Advantages & Limitations of Revolving Loan

The greater advantage of a Revolving loan is that the loan could be used by the borrower if he needs further amount. You don’t need to apply for a loan every time when you have not required cash to buy something.

Revolving Credit is too flexible to use, but this is a trap so that users can use it repeatedly. Without fixed payments, many people wait too long to pay off their balances. A high Compound interest to be added with a revolving balance.

What is Non-Revolving Loan?

Non-Revolving Loan commonly known as an installment loan where a Customer paid off his loan amount with regular monthly payments or as specified in the loan agreement. The sum is paid back with interest. This loan is commonly found in Home loans, Car Loans and Business Loans.

The interest of this loan is set at either a fixed or adjustable rate. The interest is determined each month at the going rate, and the interest is paid off each month with a monthly installment. Adjustable- the rate of this loan doesn’t fluctuate month to month, but it may go up or down year by year. Usually, the borrower is agreeing to pay monthly installment as specified in the Loan Agreement but this installment may vary from time to time if the loan modifies in the future.

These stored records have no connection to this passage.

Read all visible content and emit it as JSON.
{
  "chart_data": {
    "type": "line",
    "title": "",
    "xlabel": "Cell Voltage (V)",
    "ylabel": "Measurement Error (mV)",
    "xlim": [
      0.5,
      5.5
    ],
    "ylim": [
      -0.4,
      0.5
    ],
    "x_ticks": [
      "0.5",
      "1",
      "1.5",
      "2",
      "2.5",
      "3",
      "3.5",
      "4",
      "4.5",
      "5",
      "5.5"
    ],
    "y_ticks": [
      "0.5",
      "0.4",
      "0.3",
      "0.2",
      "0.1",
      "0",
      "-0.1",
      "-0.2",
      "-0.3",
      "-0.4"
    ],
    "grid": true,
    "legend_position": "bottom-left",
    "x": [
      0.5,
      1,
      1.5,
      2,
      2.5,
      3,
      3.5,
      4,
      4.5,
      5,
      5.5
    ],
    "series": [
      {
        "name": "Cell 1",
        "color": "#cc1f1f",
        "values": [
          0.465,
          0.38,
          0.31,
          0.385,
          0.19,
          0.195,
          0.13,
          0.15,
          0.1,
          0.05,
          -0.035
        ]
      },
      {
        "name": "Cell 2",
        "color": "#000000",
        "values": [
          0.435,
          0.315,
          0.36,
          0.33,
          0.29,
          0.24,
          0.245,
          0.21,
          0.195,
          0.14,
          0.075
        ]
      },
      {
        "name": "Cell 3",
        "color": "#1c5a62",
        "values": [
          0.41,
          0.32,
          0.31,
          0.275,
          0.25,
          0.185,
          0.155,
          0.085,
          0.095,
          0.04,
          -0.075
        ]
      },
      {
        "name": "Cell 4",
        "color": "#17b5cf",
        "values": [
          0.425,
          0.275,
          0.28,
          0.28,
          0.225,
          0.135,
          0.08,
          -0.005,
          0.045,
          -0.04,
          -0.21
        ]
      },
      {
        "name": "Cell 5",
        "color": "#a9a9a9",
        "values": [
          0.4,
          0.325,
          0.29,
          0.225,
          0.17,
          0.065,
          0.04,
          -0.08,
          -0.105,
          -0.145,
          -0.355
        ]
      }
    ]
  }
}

Advantages & Limitations of Non-Revolving Loan

The main Advantage of a non-revolving loan is the lower rate of interest. Borrowers make a budget for utilizing the money and they have to submit their business plan and Cost Financing Pattern for proper use of money over time. They will know the moment they sign the loan documents exactly how much the loan will cost them.

The limitation of this loan is, the borrower may fail to pay installment timely and they will have to under penalty of breaking a contract. If the borrower has another financial emergency, the minimum payment must be met. Further, it is not possible to expand the loan size in the future.